The tractor-crawler is actually a 1:16 scale model from Norscot Die Cast Models. Although the tractor-crawler is considerably oversize in relation to the Bachmann 1:20.3 scale flat car, it is visually acceptable to most viewers for two reasons. First, unless the viewer is a tractor-crawler enthusiast, they probably do not know how small the Model Twenty Two actually was. Secondly, most viewers are familiar with modern Caterpillar bulldozer equipment of the same color and expect them to be large.



















The Norscot model comes in a pristine condition and looks like a brand new piece of equipment, fresh from the Caterpillar factory. I weathered it with powdered pigments and India ink to get it to the well-used, but still serviceable, condition you see in the photos. I then locked-in the weathering with a couple of light oversprays of clear flat spray paint (the cheap kind from Walmart.) I still need to add some tie-down chains and a couple of planks for blocking, but you can get the general idea of what it will look like from the photos. Just wanted to pass on a handy tip I learned a long time ago ... don't be afraid to mix scales to create an effect!


----------



## San Juan (Jan 3, 2008)

Awesome










Looks great weathered, and on a nice looking Bachmann flat too. 

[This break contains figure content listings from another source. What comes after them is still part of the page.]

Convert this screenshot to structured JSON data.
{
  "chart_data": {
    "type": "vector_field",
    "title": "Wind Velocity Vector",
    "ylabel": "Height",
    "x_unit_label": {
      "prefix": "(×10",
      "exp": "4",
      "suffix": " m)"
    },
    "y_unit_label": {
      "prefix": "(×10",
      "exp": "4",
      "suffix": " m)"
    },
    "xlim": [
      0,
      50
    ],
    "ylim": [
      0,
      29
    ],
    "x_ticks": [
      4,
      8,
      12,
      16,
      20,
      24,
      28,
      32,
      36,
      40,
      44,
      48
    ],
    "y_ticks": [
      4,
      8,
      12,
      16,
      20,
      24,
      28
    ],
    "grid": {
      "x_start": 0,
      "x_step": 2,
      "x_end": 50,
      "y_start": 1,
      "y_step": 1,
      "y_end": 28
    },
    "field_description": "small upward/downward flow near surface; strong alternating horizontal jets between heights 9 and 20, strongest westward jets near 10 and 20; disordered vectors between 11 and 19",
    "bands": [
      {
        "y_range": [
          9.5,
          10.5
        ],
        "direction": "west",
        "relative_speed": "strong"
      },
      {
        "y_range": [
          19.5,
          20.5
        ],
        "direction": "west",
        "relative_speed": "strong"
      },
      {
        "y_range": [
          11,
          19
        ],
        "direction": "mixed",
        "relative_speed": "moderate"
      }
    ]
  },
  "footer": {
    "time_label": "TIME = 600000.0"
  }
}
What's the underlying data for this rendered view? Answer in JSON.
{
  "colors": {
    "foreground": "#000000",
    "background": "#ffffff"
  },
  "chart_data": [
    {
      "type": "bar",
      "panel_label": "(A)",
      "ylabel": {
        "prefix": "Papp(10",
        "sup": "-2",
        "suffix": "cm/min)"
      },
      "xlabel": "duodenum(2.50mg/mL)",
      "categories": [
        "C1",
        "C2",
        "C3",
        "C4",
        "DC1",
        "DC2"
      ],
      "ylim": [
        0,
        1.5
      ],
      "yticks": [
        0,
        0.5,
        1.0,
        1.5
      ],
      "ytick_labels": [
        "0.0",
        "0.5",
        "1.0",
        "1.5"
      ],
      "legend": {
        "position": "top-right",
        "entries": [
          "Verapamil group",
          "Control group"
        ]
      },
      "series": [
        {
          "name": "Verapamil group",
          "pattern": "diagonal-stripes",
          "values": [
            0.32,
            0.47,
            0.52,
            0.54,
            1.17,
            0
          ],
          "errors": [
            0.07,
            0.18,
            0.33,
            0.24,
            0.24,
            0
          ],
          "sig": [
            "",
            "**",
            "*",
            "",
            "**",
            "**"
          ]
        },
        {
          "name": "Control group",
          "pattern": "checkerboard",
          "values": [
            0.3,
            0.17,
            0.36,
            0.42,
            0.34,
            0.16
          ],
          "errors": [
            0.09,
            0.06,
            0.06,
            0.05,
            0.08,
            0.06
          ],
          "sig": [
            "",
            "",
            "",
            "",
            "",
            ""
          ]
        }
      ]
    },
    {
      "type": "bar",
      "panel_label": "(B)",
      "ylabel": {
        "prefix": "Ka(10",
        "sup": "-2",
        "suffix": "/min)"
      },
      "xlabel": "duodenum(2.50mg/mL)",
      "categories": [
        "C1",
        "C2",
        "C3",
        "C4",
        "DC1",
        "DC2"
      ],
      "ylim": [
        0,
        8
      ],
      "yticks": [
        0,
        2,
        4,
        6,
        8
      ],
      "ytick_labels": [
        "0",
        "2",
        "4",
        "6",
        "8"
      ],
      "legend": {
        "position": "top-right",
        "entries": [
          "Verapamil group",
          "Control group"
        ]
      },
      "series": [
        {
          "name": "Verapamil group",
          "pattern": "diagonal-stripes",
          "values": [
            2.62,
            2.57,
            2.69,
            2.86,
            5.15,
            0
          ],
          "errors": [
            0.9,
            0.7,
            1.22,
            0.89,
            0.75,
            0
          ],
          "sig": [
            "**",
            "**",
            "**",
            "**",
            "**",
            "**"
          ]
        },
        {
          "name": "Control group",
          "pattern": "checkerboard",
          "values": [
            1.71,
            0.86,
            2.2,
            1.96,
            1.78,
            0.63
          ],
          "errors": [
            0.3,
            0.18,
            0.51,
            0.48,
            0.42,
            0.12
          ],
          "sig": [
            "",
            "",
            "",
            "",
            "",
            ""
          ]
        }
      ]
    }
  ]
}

Mixing scales for loads like these is an excellent tip, but sometimes doesn't work out so well if the scales are too different.


I wanted a vintage tractor load but couldn't find any close to our 1:22.5 scale. Most were 1:16 like your crawler. Unfortunately 1:16 is too big in my opinion for anything smaller then 1:20.3. But then I got lucky and found a pair of what I think are close to 1:25 scale metal tractors on eBay. They needed new paint and lettering. But after some work, I think they make a nice flatcar load:














Any idea what you'll use for chain tie downs? I need tie down chains as well and would like to use Ozark Miniatures. But I'm not sure if the lengths mentioned on their website and in the catalog are scale or actual.


----------



## rhyman (Apr 19, 2009)

Matt, 
I bought a five-foot length of Ozark Miniatures blackened brass chain, P/N 1023, to use for my tie-downs. It is 8.5 links per actual inch. In 1:20.3 scale, each link scales out to 2.4 inches. For 1:22.5 scale, each link would scale out to 2.64".


----------



## San Juan (Jan 3, 2008)

Thanks Bob.

Is the five feet actually five feet? Or is this a scale 5 feet?


----------



## rhyman (Apr 19, 2009)

Yes. It is an actual five feet of chain. Should be enough to make lots of tie-downs, chain hoists, and numerous other little clutter details.


----------